El gobierno egipcio financió el teatro de títeres y contribuyó a su desarrollo enviando varios artistas al extranjero para estudiar el arte del títere: Salah Al-Saqa (dirección, Rumania), Ibrahim Salem, Mustapha Kamel, Ahmad El Matini y Kariman Fehmi (escenografía, Checoslovaquia). Pero el interés fue disminuyendo progresivamente hasta que desapareció por completo de la agenda oficial.
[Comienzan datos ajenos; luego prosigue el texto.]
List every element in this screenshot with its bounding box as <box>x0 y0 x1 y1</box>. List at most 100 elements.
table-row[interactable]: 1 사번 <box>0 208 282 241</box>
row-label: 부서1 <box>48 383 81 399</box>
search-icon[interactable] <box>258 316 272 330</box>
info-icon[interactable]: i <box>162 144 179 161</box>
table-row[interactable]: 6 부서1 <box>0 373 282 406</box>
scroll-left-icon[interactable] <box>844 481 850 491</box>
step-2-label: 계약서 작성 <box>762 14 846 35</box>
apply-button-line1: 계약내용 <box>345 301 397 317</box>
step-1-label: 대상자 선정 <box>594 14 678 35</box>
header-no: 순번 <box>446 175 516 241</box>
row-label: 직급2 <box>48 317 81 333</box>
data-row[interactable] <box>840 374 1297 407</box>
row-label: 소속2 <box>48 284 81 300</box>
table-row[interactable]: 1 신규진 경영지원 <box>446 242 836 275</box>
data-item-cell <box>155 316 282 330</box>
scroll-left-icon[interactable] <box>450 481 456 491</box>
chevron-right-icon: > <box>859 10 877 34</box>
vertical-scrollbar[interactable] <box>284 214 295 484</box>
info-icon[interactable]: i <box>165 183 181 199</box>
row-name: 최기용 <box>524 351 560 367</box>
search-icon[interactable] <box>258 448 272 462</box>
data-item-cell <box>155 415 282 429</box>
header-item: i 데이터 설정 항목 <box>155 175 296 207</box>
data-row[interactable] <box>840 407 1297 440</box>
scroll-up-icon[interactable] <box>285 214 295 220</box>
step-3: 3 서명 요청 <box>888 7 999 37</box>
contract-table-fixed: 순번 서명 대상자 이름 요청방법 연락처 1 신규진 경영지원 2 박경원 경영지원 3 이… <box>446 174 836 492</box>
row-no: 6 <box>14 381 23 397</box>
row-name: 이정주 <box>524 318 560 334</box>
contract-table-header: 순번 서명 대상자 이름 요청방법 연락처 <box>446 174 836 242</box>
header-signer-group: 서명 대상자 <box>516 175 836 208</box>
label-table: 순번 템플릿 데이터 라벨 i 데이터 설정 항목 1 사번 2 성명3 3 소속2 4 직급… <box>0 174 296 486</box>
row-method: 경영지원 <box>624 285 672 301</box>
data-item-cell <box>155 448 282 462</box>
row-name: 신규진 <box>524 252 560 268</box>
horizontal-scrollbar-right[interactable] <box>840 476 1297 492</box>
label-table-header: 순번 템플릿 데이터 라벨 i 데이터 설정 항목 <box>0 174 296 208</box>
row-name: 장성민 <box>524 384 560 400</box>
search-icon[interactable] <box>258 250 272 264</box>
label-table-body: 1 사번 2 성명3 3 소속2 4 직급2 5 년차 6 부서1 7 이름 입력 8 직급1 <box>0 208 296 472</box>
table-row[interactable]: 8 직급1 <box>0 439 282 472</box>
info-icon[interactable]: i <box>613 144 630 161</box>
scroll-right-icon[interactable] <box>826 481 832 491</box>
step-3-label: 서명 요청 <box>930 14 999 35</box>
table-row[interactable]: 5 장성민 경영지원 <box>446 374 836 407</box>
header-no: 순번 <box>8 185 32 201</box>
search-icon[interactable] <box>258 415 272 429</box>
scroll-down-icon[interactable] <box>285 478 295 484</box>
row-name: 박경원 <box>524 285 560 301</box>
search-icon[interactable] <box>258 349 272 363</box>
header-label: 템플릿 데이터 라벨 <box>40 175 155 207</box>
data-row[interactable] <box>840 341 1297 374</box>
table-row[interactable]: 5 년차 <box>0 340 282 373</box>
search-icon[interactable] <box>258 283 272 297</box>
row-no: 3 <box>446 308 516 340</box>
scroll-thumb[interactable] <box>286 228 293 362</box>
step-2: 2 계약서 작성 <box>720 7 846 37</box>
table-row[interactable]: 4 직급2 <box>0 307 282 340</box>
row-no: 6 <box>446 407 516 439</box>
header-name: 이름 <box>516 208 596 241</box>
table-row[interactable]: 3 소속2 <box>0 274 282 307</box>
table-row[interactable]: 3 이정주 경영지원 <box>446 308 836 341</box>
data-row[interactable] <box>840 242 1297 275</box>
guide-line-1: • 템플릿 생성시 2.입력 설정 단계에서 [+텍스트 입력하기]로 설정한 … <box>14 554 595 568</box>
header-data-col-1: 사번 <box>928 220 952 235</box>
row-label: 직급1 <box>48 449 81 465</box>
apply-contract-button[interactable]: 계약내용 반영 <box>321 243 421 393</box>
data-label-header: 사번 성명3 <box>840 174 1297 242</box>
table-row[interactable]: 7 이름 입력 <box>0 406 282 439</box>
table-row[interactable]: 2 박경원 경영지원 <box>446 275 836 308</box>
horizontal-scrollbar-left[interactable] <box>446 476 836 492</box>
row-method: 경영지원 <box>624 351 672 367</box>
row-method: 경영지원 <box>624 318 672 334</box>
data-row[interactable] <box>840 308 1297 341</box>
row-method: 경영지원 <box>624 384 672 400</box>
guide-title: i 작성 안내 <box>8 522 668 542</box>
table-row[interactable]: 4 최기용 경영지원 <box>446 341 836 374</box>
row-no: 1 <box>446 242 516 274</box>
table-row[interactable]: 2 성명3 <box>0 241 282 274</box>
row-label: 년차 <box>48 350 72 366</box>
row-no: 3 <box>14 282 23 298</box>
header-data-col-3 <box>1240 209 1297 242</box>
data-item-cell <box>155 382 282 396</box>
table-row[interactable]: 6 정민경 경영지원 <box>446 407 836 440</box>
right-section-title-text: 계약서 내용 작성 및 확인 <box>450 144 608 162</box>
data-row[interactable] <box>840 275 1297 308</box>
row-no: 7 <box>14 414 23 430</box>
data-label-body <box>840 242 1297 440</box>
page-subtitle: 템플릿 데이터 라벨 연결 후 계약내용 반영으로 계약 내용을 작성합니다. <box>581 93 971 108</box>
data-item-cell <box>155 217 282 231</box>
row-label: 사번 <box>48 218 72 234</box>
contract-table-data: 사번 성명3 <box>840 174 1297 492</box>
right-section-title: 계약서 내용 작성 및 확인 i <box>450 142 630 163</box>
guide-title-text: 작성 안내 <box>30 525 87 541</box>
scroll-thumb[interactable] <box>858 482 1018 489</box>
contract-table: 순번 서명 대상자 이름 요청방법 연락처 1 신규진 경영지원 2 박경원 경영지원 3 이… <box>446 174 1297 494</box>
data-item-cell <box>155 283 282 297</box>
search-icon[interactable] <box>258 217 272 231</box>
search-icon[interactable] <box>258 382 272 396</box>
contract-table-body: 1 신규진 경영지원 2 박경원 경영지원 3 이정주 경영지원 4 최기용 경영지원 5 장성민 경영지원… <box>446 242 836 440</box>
Las estadísticas oficiales del Ministerio de Cultura corroboran este declive. Entre 1990 y 2000, el Teatro de títeres de El Cairo presentó veintidós nuevos espectáculos y retomó treinta y un espectáculos de su repertorio, lo que demuestra la supremacía de los espectáculos del antiguo repertorio. Además, los nuevos espectáculos se inspiran en aquel mismo repertorio, ya sea en la elección de temas o en el diseño de títeres.

El teatro de títeres se enfrenta hoy en día a problemas idénticos a los de las otras artes de espectáculo viviente: el público es limitado, los artistas prefieren los medios de comunicación más modernos y la sociedad contemporánea no muestra un gran interés por el teatro de títeres. Este género continúa considerándose un espectáculo para niños y las críticas no están por la labor de interesarse y de analizar los espectáculos de títeres.